Hospitals

Columbus company to develop new cancer-cell collector for research

PreCelleon, which is based in Columbus, will use cell-separation technology licensed from Ohio State University and Cleveland Clinic. Cancerous cells would be tagged, separated and gathered for further research in a more effective way than current approaches.

Image via Wikipedia

COLUMBUS, Ohio — A new company will develop a scientific tool to collect more cancerous cells for research, which could also potentially gauge the severity of cancer in a body.

PreCelleon, based in Columbus, will use cell-separation technology licensed from Ohio State University and Cleveland Clinic. The deal is a significant one for Ohio State in part because it has struggled to license its innovations compared to schools with similar resources. But it has made new efforts recently to improve commercialization.

“We’re trying to identify and move forward to allow us to be a stronger player in the bioscience realm, and that includes medical devices and pharmaceuticals and across the whole gamut of life sciences,” said Ryan Zinn, a senior technology licensing associate in Ohio State’s department for technology licensing & commercialization.

Terms of the licensing agreement were not disclosed.

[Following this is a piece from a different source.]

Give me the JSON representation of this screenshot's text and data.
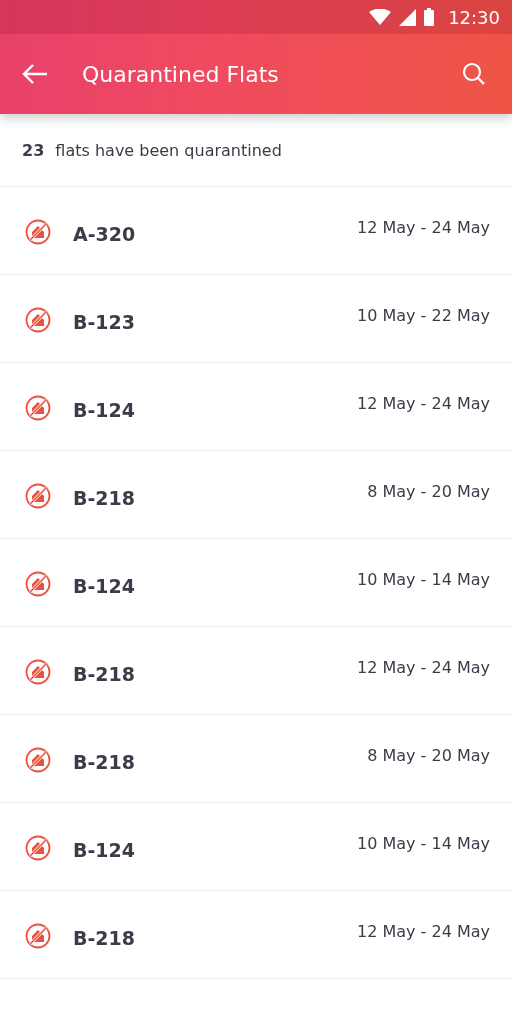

The technology is based off research from Ohio State’s Jeffrey Chalmers and Cleveland Clinic’s Maciej Zborowski. Cancerous cells would be tagged, separated and gathered for further research in a more effective way than current approaches, Chalmers said. Plus, the tool can tell how many circulating tumor cells are in a blood sample, results which researchers can use to decide how to treat a cancer patient. Chalmers also said the technology could be developed further to identify the type of cancer in the blood.

The advancement is meant to provide details to more accurately predict the future and prescribe treatments, Tom Ward, PreCelleon’s president, stated in a press release. Ward is also the president of Ward Engineering, which designs, develops and manufactures medical devices. Both companies are housed at the same location in Columbus, and the innovations licensed by OSU and the Clinic will be incorporated into test equipment there.

The research and now development for this device is funded by a state Third Frontier grant, which will now fund market research, lab setup, testing and building a working model of the device.